数万百姓曾经是麻木等死的灾民,此刻却精神饱满,挥汗如雨。他们脸上是一种踏实的,对未来的希望。
一条条由人力开凿出的水渠,正在缓缓延伸。远处,第一口坎儿井已经成功出水,清澈的水流引来了百姓们震天的欢呼。
许青站在高坡上,看着这片充满生机的景象,知道自己是时候该离开了。
云州的局势已定,以工代赈的模式走上了正轨,何坤等人的“投名状”也已到手。此地的赈灾使命,算是圆满完成。
当钦差大人即将启程返回京城的消息传开后,整个云州,乃至隔壁的青州,都起了波澜。
离别的那一日,天还未亮,通往城外的官道两侧,就自发的站满了前来送行的百姓。
他们从四面八方赶来,有的来自云州府城,有的来自刚刚挖出水的村落,更有甚者,是从几百里外的青州,一路跋涉而来。
他们衣衫褴褛,手中却都捧著很珍贵的东西。
那可能是一个刚煮熟的鸡蛋,可能是一双连夜缝制的布鞋,也可能只是一捧炒熟的豆子。
他们什么话也没说,只是静静的站着,用真诚的目光望着那条路的尽头。
当许青的车队缓缓驶出驿站时,所有人都被眼前的景象惊住了。
从城门口到城外十里长亭,官道两侧,人山人海,黑压压的一片,望不到尽头。
车队每前进一步,两侧的百姓便齐刷刷的跪倒在地。
他们没有哭喊,也没有喧哗,只是沉默的跪拜,带着敬意。
王胖子坐在车里,掀开帘子看了一眼,眼圈瞬间就红了。他吸了吸鼻子,想说点什么,喉咙却像是被什么东西堵住了一样,一个字也说不出来。
龙牙和他手下的护卫们,一个个都挺直了腰杆,眼神中充满了震撼与自豪。他们护卫的是这两州数百万百姓心中的希望。
车队行至十里长亭,不得不停下。
青州代理知府刘正,和云州新提拔起来的一众官员,早已等候在此。
他们没有穿官服,而是和百姓一样,一身素衣。
刘正颤颤巍巍的走上前,他的身后,几个人合力,抬着一把用无数布条和名字汇聚而成的巨大万民伞。

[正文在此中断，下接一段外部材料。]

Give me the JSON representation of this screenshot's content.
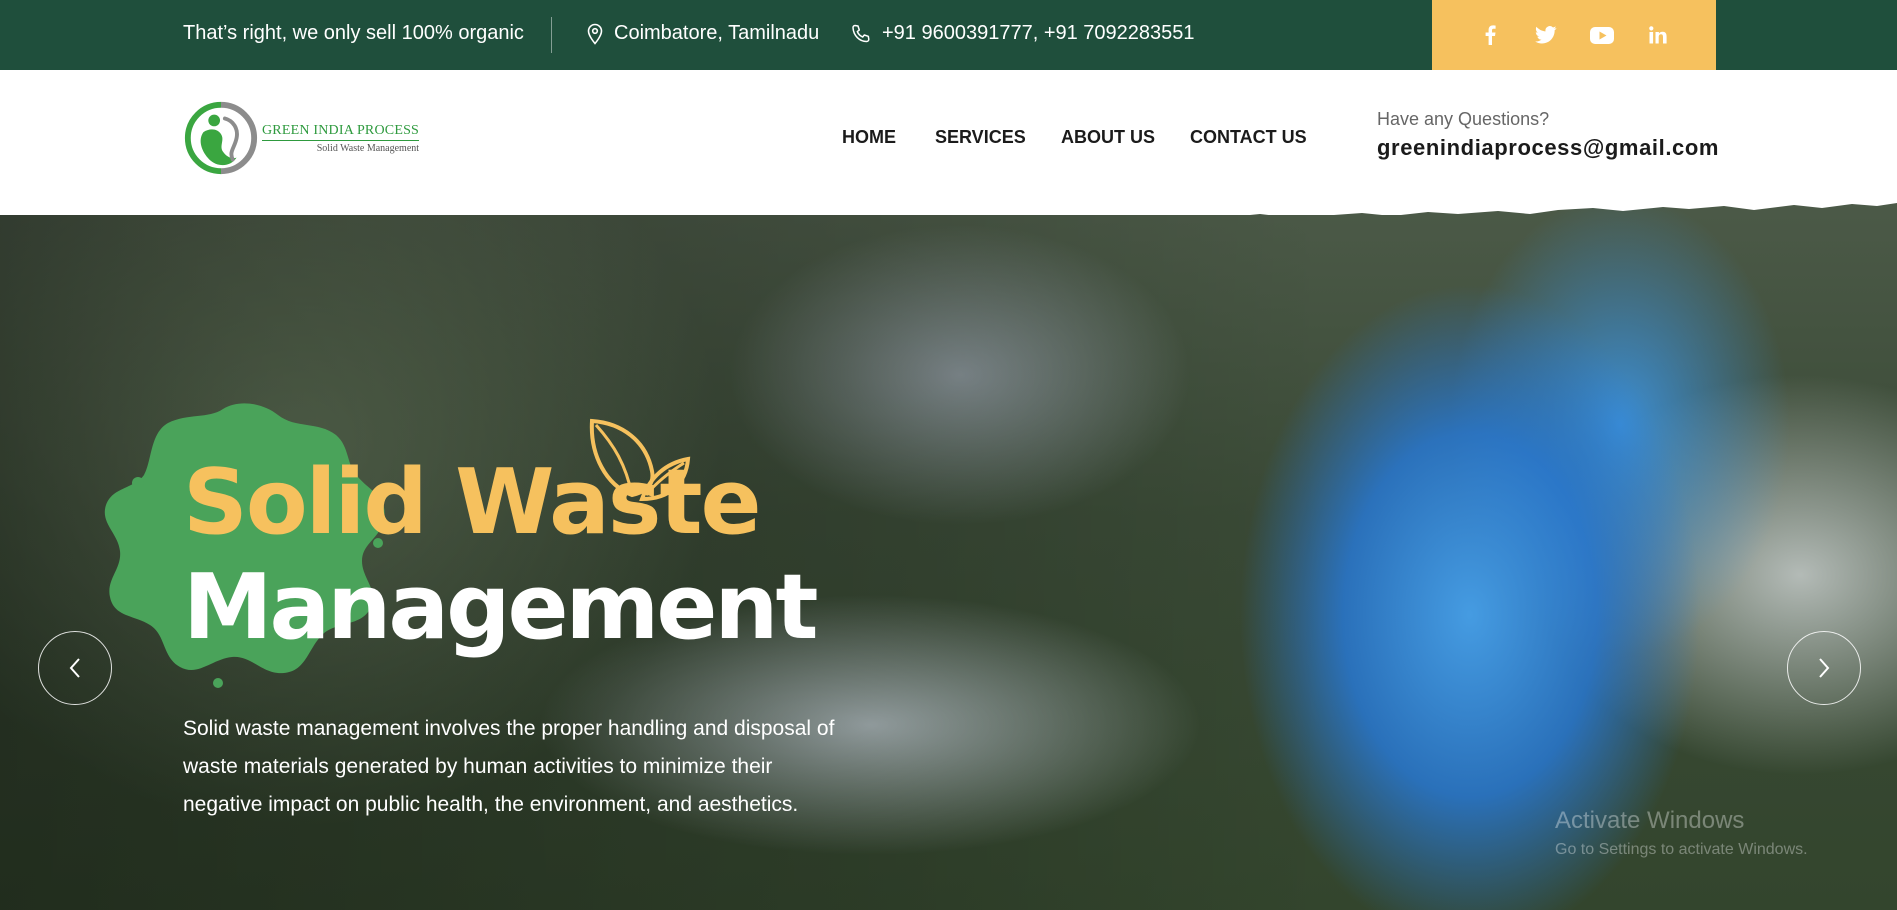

那伞面,是用百姓自发捐出的衣角布料,一针一线缝制而成。上面,用最朴拙的笔迹,密密麻麻的签满了名字。
这是两州百姓,能给予一个官员的很高荣誉。
“大人”刘正的声音带着哽咽,“此去路远,还请多加珍重。”
许青走下马车,亲自上前,扶住了这位头发花白的老人。
他没有去接那把万民伞,而是从怀中,取出了一本厚厚的手册。
“刘大人,云州和青州,以后就拜托你们了。”
他将那本《赈灾简明手册》,郑重的交到了刘正的手中。
“这里面,是坎儿井的详细图纸,以工代赈的推行之法,还有工票如何与商行结合的要略。我能做的,只有这些了。”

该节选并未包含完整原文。